I think I have always had an old spirit. I have never been a mover or a shaker. I also can be an introvert at times. Some of my friends give me lectures and speeches on needing to change. I don’t want to change. I like me. I don’t think there is anything wrong with me. Who do I need to conform to is my questions? If I am content then I don’t see a problem.
Granted I do need to take a vacation one of these days. That does not include going to Boston. I always feel guilty about taking a vacation when I owe people. Such as credit cards. I know it is crazy but I have financial insecurities. It is what it is.
Back to my old lady habits. I love to sleep. I can take a nap and enjoy every minute of it. I plan my nap on the weekends. When friends would call who had kids and they asked me what I was doing. My response would be “I am taking a I don’t have any kids nap.”
Those words are biting me in the ass now. LOL
I usually take a nap on my lunch break at work. I use to eat in the break room. For reason that could be its own post I stopped doing that. I started going to my car. I didn’t want to sit at my desk. That desk sees enough of me.
I started to lean my seat back and taking a mini nap. Now it is my thing. If I am not going out to lunch I am sleeping in the car. I get in set my cell phone to wake me up and lean my seat all the way back then I am out.
I do choirs once a week. It is a habit from my grandmother. We cleaned the house on Saturdays. We were not allowed to do anything unless the house was clean. I moved it over and clean on Sundays. Usually because I am a procrastination. It is not that my Saturdays are so busy. I love starting the week with a clean house. When I don’t I feel off.
I am very routine oriented. I don’t like my routine disturbed. I don’t know if that has to do with living alone. When you live alone everything can be your way. It isn’t a problem, no one else is there to care. That might not work when and if the boyfriend moves in. It has been put on the table.
I over shop for food. There is something about always having food in the house. Another one of my grandmothers traits. I am also cheap like her. Now that I think about it. Maybe I don’t have old lady habits. I have my grandmother’s habits who was old when I was growing up. She had my mother in her early 40’s and my mother was 26 when she had me. So Nana was in her 60’s when I was born.
I love that I have her traits. I wouldn’t trade it for the world. It makes me, ME. I like me!!!
I was talking to my mom the other day. She is very excited about being a Nana. Did I mention she had the name her grandchild would call her for the past 15 years. She wanted to know if boyfriend would help me with the baby. I said the only answer I had. He said he wants to. The truth of the matter is who the hell knows. He seems like the type of guy who wants an active interest in his children’s life. He presently doesn’t have any offspring so I have no proof of that fact.
Well my mom informed me if he doesn’t do bring my ass home. Yes those are the words she used. My mom is very ghetto. I love her but she is. If he doesn’t hold up his end home to Boston is where I will be. I just have a better support system back home. My mom wanted me home for years. It actually has nothing to do with giving birth. It has to do with her only child being gone for ten years. My mother would have never left her mom. Granted my mom was closer to her mom than I am to her. It doesn’t matter in her mind. I still need to be in the same city.
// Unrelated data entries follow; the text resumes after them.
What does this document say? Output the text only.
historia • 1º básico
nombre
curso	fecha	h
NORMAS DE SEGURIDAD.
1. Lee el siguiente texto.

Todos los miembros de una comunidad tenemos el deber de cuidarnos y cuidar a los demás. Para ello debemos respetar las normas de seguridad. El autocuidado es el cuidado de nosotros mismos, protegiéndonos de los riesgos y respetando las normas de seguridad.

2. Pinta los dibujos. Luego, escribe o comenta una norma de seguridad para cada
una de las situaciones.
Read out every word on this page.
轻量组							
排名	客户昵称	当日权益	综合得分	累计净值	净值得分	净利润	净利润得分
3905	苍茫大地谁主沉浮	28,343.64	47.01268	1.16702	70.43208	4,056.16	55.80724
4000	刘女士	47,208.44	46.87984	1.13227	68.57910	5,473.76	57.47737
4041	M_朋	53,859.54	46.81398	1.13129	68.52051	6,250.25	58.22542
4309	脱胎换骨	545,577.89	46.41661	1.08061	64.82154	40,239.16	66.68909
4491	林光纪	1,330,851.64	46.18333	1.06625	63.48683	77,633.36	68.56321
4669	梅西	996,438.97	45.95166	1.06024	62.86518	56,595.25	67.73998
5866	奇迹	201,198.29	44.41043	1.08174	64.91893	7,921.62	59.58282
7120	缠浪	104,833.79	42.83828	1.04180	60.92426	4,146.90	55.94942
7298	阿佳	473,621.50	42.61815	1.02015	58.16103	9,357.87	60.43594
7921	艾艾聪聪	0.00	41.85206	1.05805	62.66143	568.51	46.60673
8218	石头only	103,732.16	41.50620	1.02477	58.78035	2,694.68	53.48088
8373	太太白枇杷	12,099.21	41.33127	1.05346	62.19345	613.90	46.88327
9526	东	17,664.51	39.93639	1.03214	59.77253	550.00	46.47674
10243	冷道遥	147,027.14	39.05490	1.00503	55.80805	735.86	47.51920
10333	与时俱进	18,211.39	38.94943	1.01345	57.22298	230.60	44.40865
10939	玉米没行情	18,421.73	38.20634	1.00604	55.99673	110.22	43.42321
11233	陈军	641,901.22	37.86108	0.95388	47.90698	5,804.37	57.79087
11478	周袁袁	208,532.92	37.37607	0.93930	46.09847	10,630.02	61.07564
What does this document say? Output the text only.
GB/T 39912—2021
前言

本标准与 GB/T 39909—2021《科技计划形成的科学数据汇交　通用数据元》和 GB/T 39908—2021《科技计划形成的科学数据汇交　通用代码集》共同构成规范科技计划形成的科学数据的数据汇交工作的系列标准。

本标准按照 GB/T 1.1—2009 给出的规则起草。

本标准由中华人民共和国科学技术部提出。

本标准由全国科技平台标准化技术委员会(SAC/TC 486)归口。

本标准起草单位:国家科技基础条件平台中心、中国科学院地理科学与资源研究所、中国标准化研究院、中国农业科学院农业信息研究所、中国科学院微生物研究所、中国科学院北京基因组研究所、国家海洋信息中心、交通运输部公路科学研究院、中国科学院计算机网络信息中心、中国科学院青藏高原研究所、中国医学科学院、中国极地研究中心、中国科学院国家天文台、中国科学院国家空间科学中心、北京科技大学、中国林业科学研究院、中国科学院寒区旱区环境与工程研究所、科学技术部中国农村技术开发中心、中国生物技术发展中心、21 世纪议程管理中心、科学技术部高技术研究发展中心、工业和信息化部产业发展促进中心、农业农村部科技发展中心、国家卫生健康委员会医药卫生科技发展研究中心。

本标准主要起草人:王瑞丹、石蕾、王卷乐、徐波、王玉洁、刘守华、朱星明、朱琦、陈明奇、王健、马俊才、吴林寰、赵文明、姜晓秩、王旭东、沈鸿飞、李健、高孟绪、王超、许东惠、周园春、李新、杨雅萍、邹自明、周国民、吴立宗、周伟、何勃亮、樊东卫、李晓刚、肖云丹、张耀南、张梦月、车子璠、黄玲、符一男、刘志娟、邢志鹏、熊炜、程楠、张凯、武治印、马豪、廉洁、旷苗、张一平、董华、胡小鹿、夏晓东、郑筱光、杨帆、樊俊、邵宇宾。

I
My mom is retired and works part-time. My father will be retired next month. My mom has it all planned out that they can tag team taking care of their grandchildren. The funny thing is my father is more of a baby person than my mother. I just think in this phase of their lives grandchildren would be everything to them. It is great to have that fallback. I want this situation to work. I really do. The boyfriend and I could work out. We have just as much chance and anyone else. It has been rocky and who knows. I am still keeping hope alive.
She also let me know her and my father would babysit while I am at work. That would be beyond great. Daycare expense can kill any budget. Did I mention my mother and father have been divorced since I was 14. Well to be more specific they broke up with I was 2 1/2 divorced twelve years later. Yeah I know crazy. I guess no one was in a hurry to divorce. Also no one wanted to pay for it.
My mother and I have one sticking point. If I end up back home my dog is not coming. My dog is beyond spoiled. He loves air conditioning. More like central air. Not a AC unit in one window in one room in the house .He hates snow and ice. When GA froze over this last winter my dog was going crazy. Also he only likes to use the bathroom on grass. He would not survive the concrete jungle of a city. Did I mention he hates cats. My mom’s cat who is going nowhere by the way would kick my dog’s ass. That cat is like 30 pounds. I know sad my mom is going to feed that cat to death. My dog just made 5 pounds. The last point is I don’t want to walk a dog in a blizzard. My mom can talk all the mess she wants to. I know she won’t either!!!